I don't know whether this is a big challenge, it depends on the category, on the different parts of the business. And it's, I think, as I said, working with our people, we try to make even the biggest challenges manageable from ourselves. And I think at the end of the day, even the biggest challenge, if you have an action plan, is not the, it's not a big challenge anymore. Things that we cannot control can be the biggest challenges for us, right? Whether we have something unexpected, whether we have something that disrupt the market that we operate, like we had a year ago with in the war in Ukraine. These are the things that we cannot control, that sometimes can be the biggest challenges for our team. Nothing more than that.
Ladies and gentlemen, there are no further questions at this time. I will now turn the conference over to management for any closing comments. Thank you.
It seems there is another question, as I see on the Q&A.
Thank you, sir. We also have a question from Stelios Morfidis from Proto Thema New Money. Where are you exploring new acquisition opportunities? Are we going to see any acquisition moves in half two? Thank you.
At this moment in time, we are focusing on our current organic growth agenda, plus the Stella acquisition that is upcoming. Other than that, nothing, nothing that... We are always open, but nothing robust in our hands right now.
A new webcast question just came in from Shubhra Aggarwal with Goldman Sachs Asset Management. Can you, and I quote: "Can you please give an update on M&A pipeline and any new potential distribution agreements?
As I said, on the M&A side, there is nothing we can say about apart from Stella, or the new distribution agreements, nothing there as well. As I said, we are working on fewer and bigger and more strategic partnerships, and this is what we are focusing right now. So we're working with our current partner, partners to develop the business and their brands together with them.
Thank you. Ladies and gentlemen, there are no further questions at this time. I will now turn the conference over to management for any closing comments. Thank you.

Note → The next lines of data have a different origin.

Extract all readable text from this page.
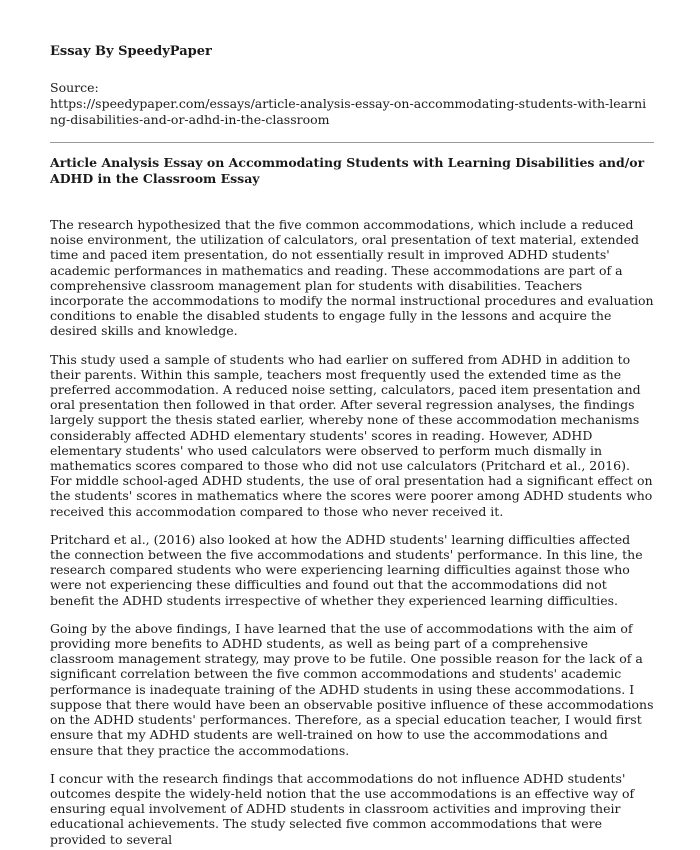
Essay By SpeedyPaper
Source:
https://speedypaper.com/essays/article-analysis-essay-on-accommodating-students-with-learning-disabilities-and-or-adhd-in-the-classroom
Article Analysis Essay on Accommodating Students with Learning Disabilities and/or ADHD in the Classroom Essay

The research hypothesized that the five common accommodations, which include a reduced noise environment, the utilization of calculators, oral presentation of text material, extended time and paced item presentation, do not essentially result in improved ADHD students' academic performances in mathematics and reading. These accommodations are part of a comprehensive classroom management plan for students with disabilities. Teachers incorporate the accommodations to modify the normal instructional procedures and evaluation conditions to enable the disabled students to engage fully in the lessons and acquire the desired skills and knowledge.

This study used a sample of students who had earlier on suffered from ADHD in addition to their parents. Within this sample, teachers most frequently used the extended time as the preferred accommodation. A reduced noise setting, calculators, paced item presentation and oral presentation then followed in that order. After several regression analyses, the findings largely support the thesis stated earlier, whereby none of these accommodation mechanisms considerably affected ADHD elementary students' scores in reading. However, ADHD elementary students' who used calculators were observed to perform much dismally in mathematics scores compared to those who did not use calculators (Pritchard et al., 2016). For middle school-aged ADHD students, the use of oral presentation had a significant effect on the students' scores in mathematics where the scores were poorer among ADHD students who received this accommodation compared to those who never received it.

Pritchard et al., (2016) also looked at how the ADHD students' learning difficulties affected the connection between the five accommodations and students' performance. In this line, the research compared students who were experiencing learning difficulties against those who were not experiencing these difficulties and found out that the accommodations did not benefit the ADHD students irrespective of whether they experienced learning difficulties.

Going by the above findings, I have learned that the use of accommodations with the aim of providing more benefits to ADHD students, as well as being part of a comprehensive classroom management strategy, may prove to be futile. One possible reason for the lack of a significant correlation between the five common accommodations and students' academic performance is inadequate training of the ADHD students in using these accommodations. I suppose that there would have been an observable positive influence of these accommodations on the ADHD students' performances. Therefore, as a special education teacher, I would first ensure that my ADHD students are well-trained on how to use the accommodations and ensure that they practice the accommodations.

I concur with the research findings that accommodations do not influence ADHD students' outcomes despite the widely-held notion that the use accommodations is an effective way of ensuring equal involvement of ADHD students in classroom activities and improving their educational achievements. The study selected five common accommodations that were provided to several
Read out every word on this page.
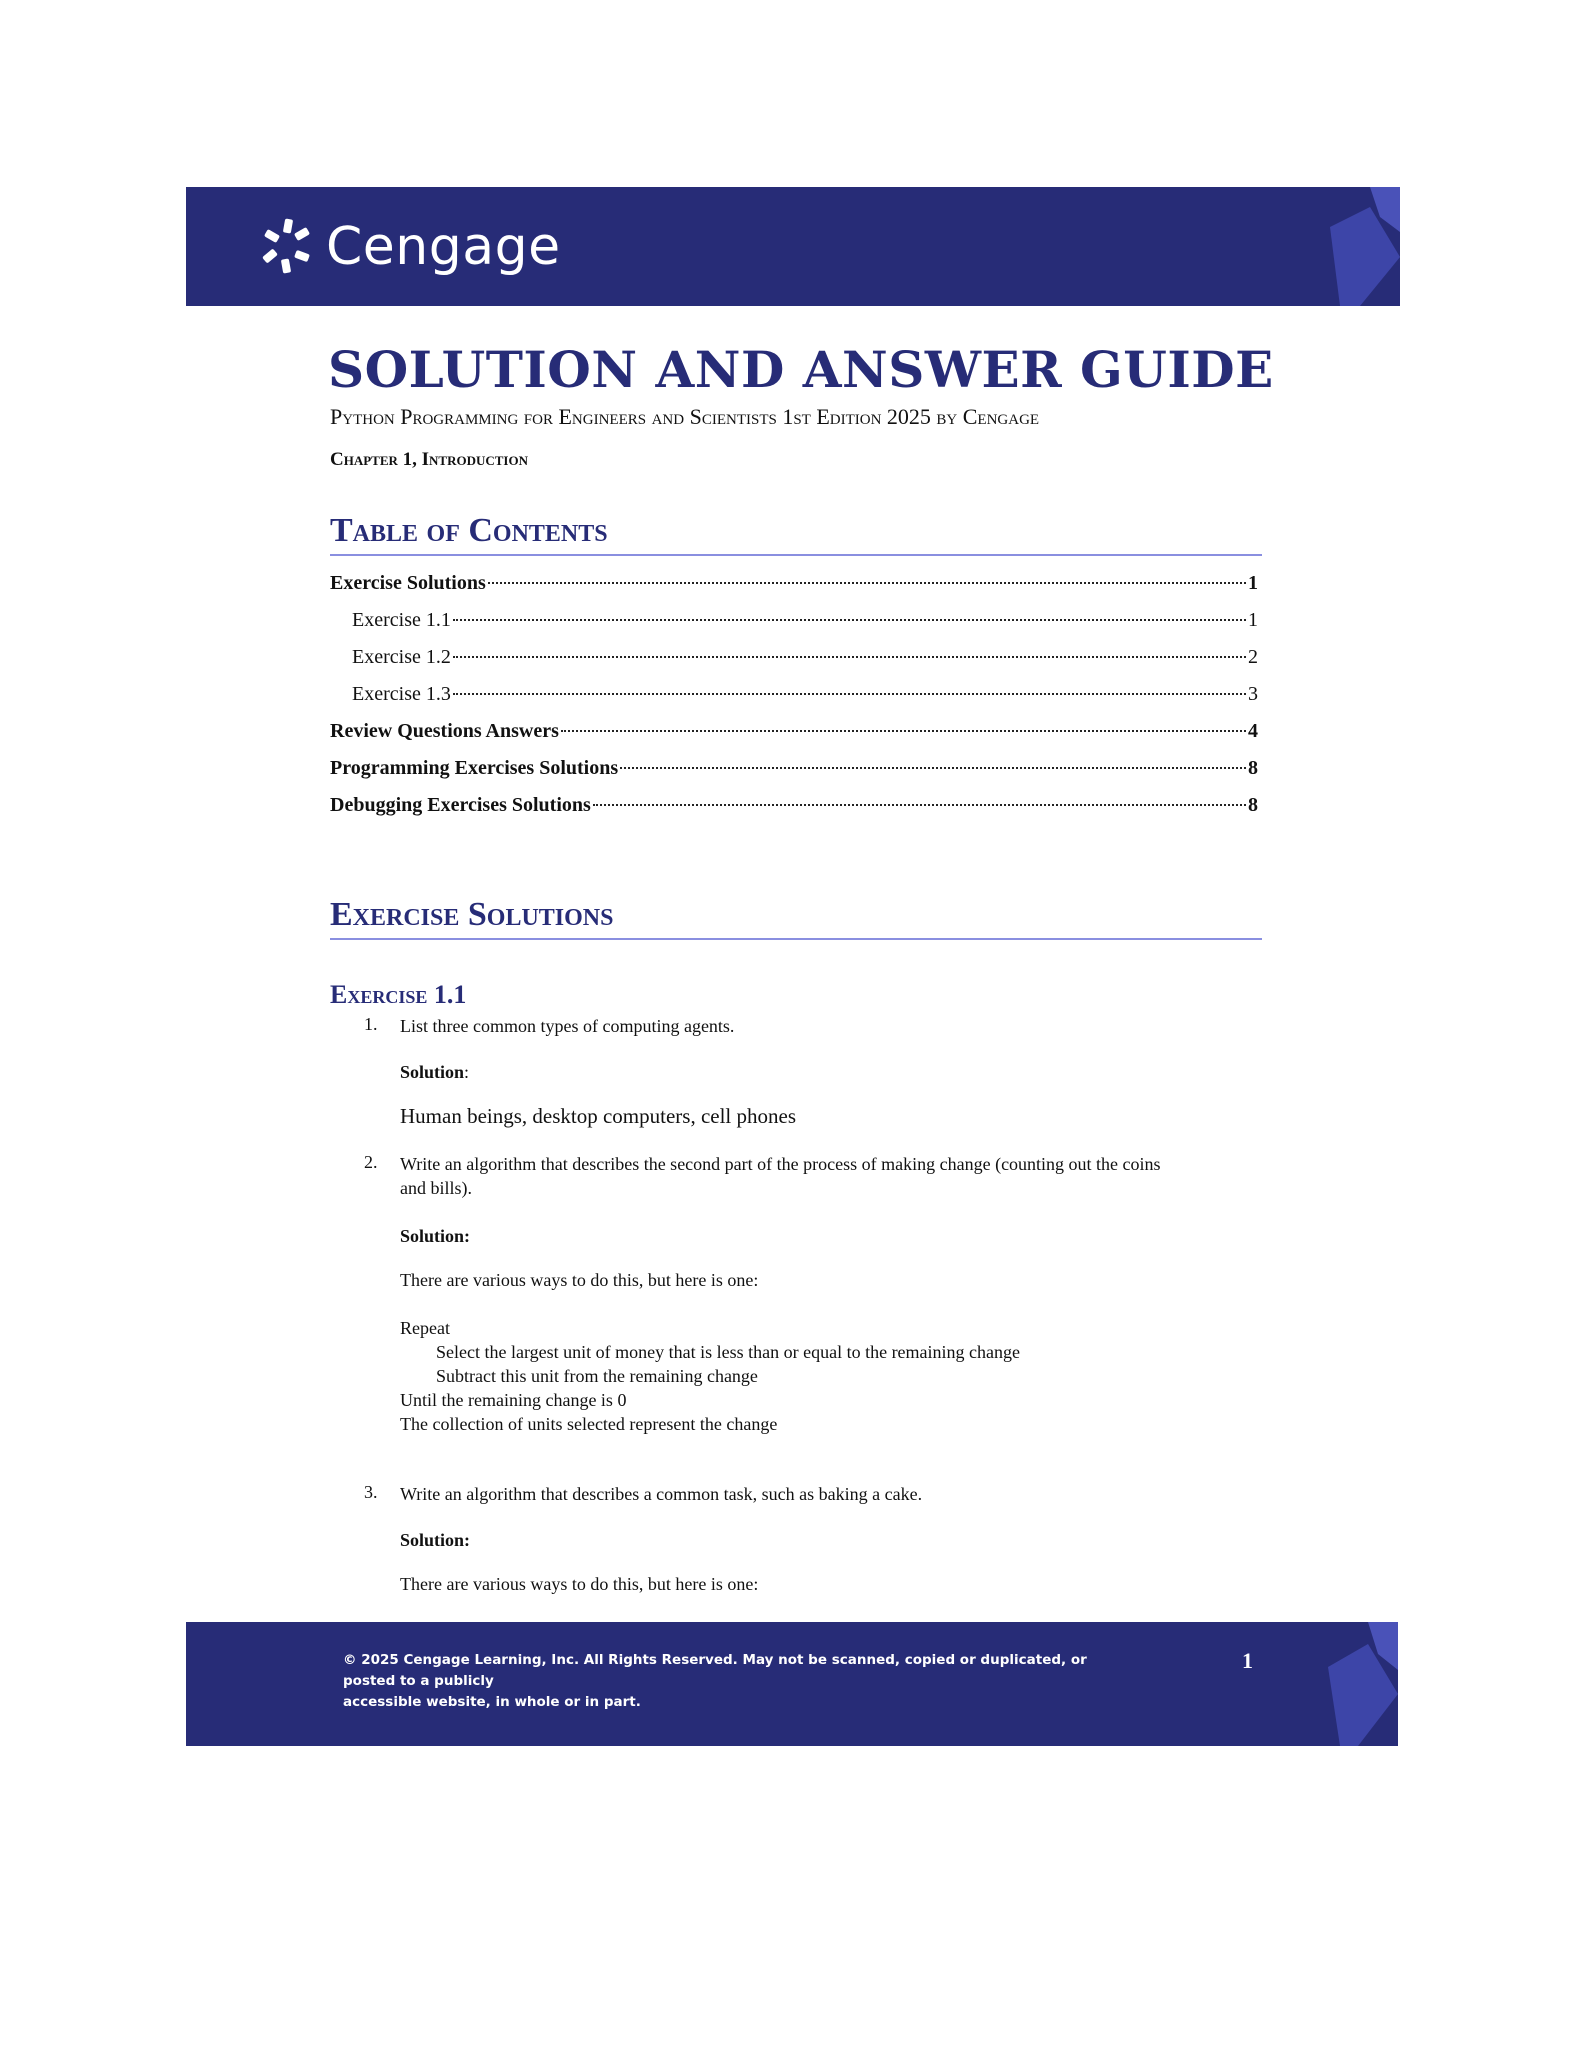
Cengage
SOLUTION AND ANSWER GUIDE
Python Programming for Engineers and Scientists 1st Edition 2025 by Cengage
Chapter 1, Introduction
Table of Contents
Exercise Solutions	1
Exercise 1.1	1
Exercise 1.2	2
Exercise 1.3	3
Review Questions Answers	4
Programming Exercises Solutions	8
Debugging Exercises Solutions	8
Exercise Solutions
Exercise 1.1
1. List three common types of computing agents.
Solution:
Human beings, desktop computers, cell phones
2. Write an algorithm that describes the second part of the process of making change (counting out the coins
and bills).
Solution:
There are various ways to do this, but here is one:
Repeat
Select the largest unit of money that is less than or equal to the remaining change
Subtract this unit from the remaining change
Until the remaining change is 0
The collection of units selected represent the change
3. Write an algorithm that describes a common task, such as baking a cake.
Solution:
There are various ways to do this, but here is one:
© 2025 Cengage Learning, Inc. All Rights Reserved. May not be scanned, copied or duplicated, or posted to a publicly
accessible website, in whole or in part.
1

Nothing from our side, apart from thank you all for participating in our call. Thank you for the questions, thank you for listening, and now we're always open for any further clarifications or any questions. So, our team is at your disposal. Eleni here is ready to accept any requests. So, and, also from my side, as a closure, I would like to thank Kostas for two things. First of all, helping Sarantis to become one of the most successful regional businesses in our sector, in our sector in the region, and of course, helping us, me personally, and Christos and everybody, for this, beautiful and nice transition. Thank you, Kostas.
Thank you, Giannis, for your kind words. Thank you very much. And, all, all my best, all my best for the future to you and to the company.
Thank you, Kostas.
Thank you.
Ladies and gentlemen, the conference is now concluded, and you may disconnect your telephone. Thank you for holding, calling, and have a good afternoon.